We really wanted to get the best results using a pre-computed lighting system where you can get very accurate lighting and shadowing simulations, but unfortunately, the complexity of our scenes made the calculation time way too long. Our level design is very open and we constantly add or alter some interactive elements, visual objects, and gameplay elements. It means that we need to pre-compute lights whenever the scene is changed. This fact started to slow down our design work.
To speed up the design process, we switched to dynamic lighting where everything can be updated in real-time, and every location change is instantly rendered. It wasn’t easy because the accuracy of dynamic light rendering directly affects the game performance but so far, it was the right decision. Dynamic lighting works globally for the whole scene, so you can’t easily customize different areas with specific light styles, therefore we still had to adjust lighting for indoor places.
We were happy that UE4 had good lighting tools as our production process would take much more time without them.
Game Release & Supported Platforms
80lv: When are we going to see the game going live?
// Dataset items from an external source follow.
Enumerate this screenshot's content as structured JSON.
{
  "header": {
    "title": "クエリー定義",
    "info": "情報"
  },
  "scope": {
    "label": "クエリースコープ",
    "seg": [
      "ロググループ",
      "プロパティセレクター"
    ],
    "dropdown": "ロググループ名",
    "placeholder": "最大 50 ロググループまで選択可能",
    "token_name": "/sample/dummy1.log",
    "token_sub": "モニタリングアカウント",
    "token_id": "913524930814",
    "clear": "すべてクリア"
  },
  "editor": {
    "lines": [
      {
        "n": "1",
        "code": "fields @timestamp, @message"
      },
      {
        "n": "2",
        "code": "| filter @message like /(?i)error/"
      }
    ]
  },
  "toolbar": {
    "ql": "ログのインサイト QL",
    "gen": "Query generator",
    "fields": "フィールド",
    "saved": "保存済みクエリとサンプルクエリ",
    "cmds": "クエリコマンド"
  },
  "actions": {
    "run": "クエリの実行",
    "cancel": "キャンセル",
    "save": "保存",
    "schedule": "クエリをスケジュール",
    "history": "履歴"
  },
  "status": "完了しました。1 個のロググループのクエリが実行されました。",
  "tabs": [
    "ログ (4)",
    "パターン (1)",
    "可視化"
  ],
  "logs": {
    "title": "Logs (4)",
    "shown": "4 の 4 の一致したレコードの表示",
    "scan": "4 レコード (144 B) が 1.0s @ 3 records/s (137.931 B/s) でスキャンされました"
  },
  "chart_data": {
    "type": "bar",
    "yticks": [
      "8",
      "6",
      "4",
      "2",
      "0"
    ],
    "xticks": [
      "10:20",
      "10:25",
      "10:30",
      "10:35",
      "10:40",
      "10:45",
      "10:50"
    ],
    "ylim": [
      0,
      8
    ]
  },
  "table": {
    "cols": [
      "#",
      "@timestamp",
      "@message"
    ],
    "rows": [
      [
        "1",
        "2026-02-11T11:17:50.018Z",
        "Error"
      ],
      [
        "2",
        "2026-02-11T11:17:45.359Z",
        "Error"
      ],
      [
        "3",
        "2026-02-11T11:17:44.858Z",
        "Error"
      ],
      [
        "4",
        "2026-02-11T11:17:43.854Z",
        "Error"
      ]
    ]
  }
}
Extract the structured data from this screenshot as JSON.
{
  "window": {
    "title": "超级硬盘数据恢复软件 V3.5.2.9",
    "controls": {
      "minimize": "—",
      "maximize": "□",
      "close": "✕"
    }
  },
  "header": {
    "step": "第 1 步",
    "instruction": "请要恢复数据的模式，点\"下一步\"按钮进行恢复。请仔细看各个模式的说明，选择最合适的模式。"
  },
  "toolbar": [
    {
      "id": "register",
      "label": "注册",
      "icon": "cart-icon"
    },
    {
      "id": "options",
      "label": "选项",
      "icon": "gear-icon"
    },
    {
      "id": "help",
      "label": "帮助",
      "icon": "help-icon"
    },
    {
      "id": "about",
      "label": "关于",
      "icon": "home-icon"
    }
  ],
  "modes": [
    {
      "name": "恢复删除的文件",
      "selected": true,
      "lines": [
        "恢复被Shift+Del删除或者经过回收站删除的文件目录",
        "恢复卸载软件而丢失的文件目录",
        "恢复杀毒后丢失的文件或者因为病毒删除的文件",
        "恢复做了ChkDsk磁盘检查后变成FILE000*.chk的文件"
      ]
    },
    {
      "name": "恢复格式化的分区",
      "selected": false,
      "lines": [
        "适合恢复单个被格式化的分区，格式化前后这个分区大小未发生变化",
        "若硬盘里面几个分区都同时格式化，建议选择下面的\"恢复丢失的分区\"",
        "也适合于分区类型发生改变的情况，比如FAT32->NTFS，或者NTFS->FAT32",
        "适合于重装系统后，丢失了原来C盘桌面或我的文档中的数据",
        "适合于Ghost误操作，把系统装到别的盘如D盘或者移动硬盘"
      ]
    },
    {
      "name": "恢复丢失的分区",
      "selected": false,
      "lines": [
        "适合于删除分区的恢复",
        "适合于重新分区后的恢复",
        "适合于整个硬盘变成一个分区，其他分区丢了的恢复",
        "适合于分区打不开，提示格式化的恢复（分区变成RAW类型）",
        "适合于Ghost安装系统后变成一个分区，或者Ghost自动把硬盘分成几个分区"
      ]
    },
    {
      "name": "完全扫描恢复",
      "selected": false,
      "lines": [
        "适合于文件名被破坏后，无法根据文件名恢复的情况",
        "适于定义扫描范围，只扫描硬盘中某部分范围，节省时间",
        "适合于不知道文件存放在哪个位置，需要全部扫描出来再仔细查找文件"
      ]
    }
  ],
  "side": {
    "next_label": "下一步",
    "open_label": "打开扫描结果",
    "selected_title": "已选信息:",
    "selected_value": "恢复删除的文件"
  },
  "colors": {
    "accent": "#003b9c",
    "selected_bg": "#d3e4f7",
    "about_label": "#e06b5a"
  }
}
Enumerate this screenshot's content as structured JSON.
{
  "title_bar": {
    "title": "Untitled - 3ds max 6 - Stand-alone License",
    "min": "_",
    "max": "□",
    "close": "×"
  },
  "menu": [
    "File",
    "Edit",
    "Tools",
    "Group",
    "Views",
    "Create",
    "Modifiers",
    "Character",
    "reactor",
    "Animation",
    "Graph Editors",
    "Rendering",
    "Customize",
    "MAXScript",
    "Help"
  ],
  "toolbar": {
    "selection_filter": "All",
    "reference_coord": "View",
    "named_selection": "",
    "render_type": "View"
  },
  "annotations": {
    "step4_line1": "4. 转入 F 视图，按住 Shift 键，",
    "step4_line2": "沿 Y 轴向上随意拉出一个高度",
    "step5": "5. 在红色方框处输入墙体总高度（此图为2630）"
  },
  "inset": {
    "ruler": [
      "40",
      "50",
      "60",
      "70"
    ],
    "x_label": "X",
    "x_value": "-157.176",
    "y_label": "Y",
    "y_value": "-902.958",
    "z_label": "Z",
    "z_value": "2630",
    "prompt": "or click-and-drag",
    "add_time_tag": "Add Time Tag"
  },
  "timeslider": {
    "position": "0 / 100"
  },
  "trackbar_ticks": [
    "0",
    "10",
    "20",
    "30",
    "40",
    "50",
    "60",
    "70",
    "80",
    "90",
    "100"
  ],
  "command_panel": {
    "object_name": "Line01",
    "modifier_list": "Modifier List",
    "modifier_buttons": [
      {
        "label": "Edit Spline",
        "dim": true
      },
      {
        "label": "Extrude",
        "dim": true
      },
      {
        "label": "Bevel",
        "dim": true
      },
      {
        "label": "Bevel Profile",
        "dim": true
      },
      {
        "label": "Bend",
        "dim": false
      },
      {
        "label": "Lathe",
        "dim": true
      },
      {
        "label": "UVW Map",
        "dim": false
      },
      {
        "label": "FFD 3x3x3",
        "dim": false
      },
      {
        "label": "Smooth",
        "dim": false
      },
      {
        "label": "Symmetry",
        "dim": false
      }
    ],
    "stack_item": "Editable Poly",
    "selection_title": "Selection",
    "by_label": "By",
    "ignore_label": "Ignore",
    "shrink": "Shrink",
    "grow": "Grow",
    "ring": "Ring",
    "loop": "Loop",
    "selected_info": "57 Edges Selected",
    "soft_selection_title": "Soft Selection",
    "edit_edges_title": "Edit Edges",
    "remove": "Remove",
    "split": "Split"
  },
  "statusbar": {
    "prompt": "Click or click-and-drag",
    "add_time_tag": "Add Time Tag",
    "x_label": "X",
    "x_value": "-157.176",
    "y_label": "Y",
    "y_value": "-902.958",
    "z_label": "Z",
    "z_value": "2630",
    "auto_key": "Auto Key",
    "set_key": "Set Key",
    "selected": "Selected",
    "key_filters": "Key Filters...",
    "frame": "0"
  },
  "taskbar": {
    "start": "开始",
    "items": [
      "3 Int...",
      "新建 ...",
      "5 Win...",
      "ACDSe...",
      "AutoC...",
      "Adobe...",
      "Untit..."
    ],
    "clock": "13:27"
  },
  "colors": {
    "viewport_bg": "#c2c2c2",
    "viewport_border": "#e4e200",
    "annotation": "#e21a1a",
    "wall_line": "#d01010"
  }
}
As for the platforms, you previously said that you aimed at PC, consoles, and VR, – are there any changes in the plans? Do you have any future plans after Chernobylite is launched?
We want to demonstrate the first playable version in April 2019. Then, we plan to release it for PC on Steam (by the end of the year). We strongly believe in community-driven development, so we’re now considering several community-related campaigns like Kickstarter with demo access, closed/open alphas, and early access release.
It’s still too early to tell, but we’ll definitely focus on the PC version first, then release the game for the consoles. After we launch Chernobylite, we’d like to keep expanding the project with more story campaigns and new explorable areas, not necessarily as DLCs. We also hope there will be a chance to makу a sequel, prequel or spin-off.
We believe that the best option for us will be to treat Chernobylite like an open, continuous TV-series rather than as a closed story. Our goal is to get enough players so that we could keep adding new episodes without the need to sell them as separate products. Time will tell.